Maria Ihn nicht mehr anrühren. Das müssen alle Christen erfahren. Luthers Worte bewahrheiten sich: ,,Je nachdem der Glaube zunimmt, nehmen die Gefühle ab." Dies muß immer von der ersten Liebe unterschieden werden.

Aber worin besteht diese erste Liebe denn? Hier müssen wir darauf achtgeben, wodurch sie entstand, worin sie bestand und wovon sie abhing. Sie entstand nur dadurch, daß ,,viele Sünden vergeben wurden." Sie bestand eigentlich darin, daß der Heiland wegen der Sündennot unentbehrlich und wegen der Vergebung der Sünden so lieblich und teuer wurde. Hiermit ist die Hauptsache ausgesprochen: Der Heiland ist unentbehrlich und teuer. Wo die Sünde überströmt, ist die Gnade doch viel überschwenglicher. Und schließlich kann man im Himmel und auf Erden nichts anderes so teuer halten als den Heiland, von dem all diese Gnade kommt. Und diese Liebe ist um so stärker, je nachdem der Heiland mir unentbehrlicher und kostbarer ist, wenn auch mein Gefühl schwächer ist. Beachte dies, und du kannst zwischen der ersten Liebe und den ersten Empfindungen unterscheiden. Das verstehen die nicht, deren Christentum nur in zufälligen Gefühlen besteht. Diejenigen aber, denen nicht nur die Sünde, sondern auch die Gnade eine große Wirklichkeit ist, verstehen es.

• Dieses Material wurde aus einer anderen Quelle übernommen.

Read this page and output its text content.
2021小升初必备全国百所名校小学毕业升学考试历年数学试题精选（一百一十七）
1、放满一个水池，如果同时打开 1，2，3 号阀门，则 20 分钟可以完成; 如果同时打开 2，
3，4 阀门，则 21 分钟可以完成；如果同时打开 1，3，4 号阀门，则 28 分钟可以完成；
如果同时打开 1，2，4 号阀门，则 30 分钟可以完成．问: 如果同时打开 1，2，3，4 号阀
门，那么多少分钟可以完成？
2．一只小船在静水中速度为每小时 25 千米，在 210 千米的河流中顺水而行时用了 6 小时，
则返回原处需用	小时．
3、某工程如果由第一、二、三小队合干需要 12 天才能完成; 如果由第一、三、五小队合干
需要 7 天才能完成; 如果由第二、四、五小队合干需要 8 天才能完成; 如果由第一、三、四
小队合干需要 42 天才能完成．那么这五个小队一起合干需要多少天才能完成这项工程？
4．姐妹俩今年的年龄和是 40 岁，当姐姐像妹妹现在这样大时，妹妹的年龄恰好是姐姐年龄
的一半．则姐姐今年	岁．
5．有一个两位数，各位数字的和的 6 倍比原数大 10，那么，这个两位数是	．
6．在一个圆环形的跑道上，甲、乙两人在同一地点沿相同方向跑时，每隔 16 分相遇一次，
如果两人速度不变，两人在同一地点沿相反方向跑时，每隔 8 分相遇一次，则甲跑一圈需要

Wenn wir die Worte Christi an jenen Lehrer zu Ephesus im Zusammenhang betrachten, merken wir, daß der Herr sagen will: Deine Werke, deine Arbeit um Meines Namens willen, dein Leiden, deine Geduld und dein Licht, deine Gabe, die Geister zu prüfen, ja, noch mehr, das Wohl Meiner Gemeinde, die Förderung Meines Reiches, die Reinheit Meiner Lehre, alles das ist dir teuer und wichtig. Nur Ich, als dein Fürsprecher und Versöhner, bin dir jetzt weniger wichtig, nur Ich und Meine Werke, Ich in dem blutigen Gewande Meiner Versöhnung bin dir jetzt nicht so unentbehrlich und teuer wie zu der Zeit unserer Vereinigung. Du bedarfst jetzt nicht, wie damals, als ein Sünder zu Meinen Füßen zu liegen und um die Früchte Meiner Werke, um das Verdienst Meines Blutes, um die Vergebung der Sünden zu betteln. Deine eigenen guten Werke, dein herrliches Christentum, deine nützliche Wirksamkeit, das alles ist dir jetzt genug. - Das meinte Christus, als Er so ausführlich die Verdienste dieses Mannes aufzählte und hinzufügte: ,,Aber Ich habe wider dich, daß du die erste Liebe verlässest."

Ach, prüfe, Herr, mein armes Herz, Du kannst es, Du allein! Dein laß es sein in Freud und Schmerz, Bleib du auch ewig mein. Du löstest mich aus Satans Band, Bevor ich Deine Gnad' verstand. Ach, lehre mich, zu lieben Dich; Ich weiß, Du liebst auch mich.